Purpose: There is evidence that IFN gamma plays an important role in ovarian cancer development. IFN gamma produces numerous antitumor effects and it may be evasion of these effects which allows tumor progression. We postulate that genetic instability in tumor cells may lead to modulation of expression of the IFN gamma receptor, thus leading to altered tumor biology and patient prognosis. This hypothesis would support the theory of immunoediting in ovarian cancer.
Experimental design: Using tissue microarray technology of 339 primary ovarian cancers, the expression of IFN gamma receptor was assessed immunohistochemically. Coupled to a comprehensive database of clinicopathologic variables, its effect on these factors was studied.
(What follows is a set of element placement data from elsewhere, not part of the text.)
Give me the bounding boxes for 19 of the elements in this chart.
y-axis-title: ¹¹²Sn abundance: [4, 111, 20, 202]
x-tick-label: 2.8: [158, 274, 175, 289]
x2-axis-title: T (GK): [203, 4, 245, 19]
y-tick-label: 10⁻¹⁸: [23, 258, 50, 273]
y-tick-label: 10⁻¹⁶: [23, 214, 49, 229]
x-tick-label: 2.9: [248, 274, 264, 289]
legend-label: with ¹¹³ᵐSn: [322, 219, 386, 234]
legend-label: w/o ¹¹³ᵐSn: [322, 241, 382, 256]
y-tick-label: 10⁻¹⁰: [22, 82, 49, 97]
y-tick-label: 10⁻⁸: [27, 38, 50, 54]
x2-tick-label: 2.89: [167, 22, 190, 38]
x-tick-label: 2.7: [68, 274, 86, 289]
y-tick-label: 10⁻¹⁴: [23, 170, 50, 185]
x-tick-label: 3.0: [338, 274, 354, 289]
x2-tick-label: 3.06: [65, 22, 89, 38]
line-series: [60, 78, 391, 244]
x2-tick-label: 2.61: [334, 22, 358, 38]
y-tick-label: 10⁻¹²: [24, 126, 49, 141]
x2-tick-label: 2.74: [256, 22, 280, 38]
Results: Tumors expressing high levels of IFN gamma receptor had significantly improved survival (P=0.017) compared with tumors expressing low levels of the receptor; this was also seen with complete receptor loss (P=0.014). Factors shown to predict prognosis independently of each other were the following: age, International Federation of Gynecologists and Obstetricians stage, and the absence of macroscopic disease after surgery. The level of IFN gamma receptor expression and complete receptor loss were independently predictive of prognosis on multivariate analysis. There was no correlation between receptor status and any of the standard clinicopathologic variables.
Conclusions: Loss of IFN gamma receptor independently predicts poor prognosis in ovarian cancer. Loss of receptor expression may be responsible for the limited success in the therapeutic use of IFN gamma in ovarian cancer trials and highlights a subgroup of high expressing IFN gamma receptor tumors which are more likely to be susceptible to such treatments.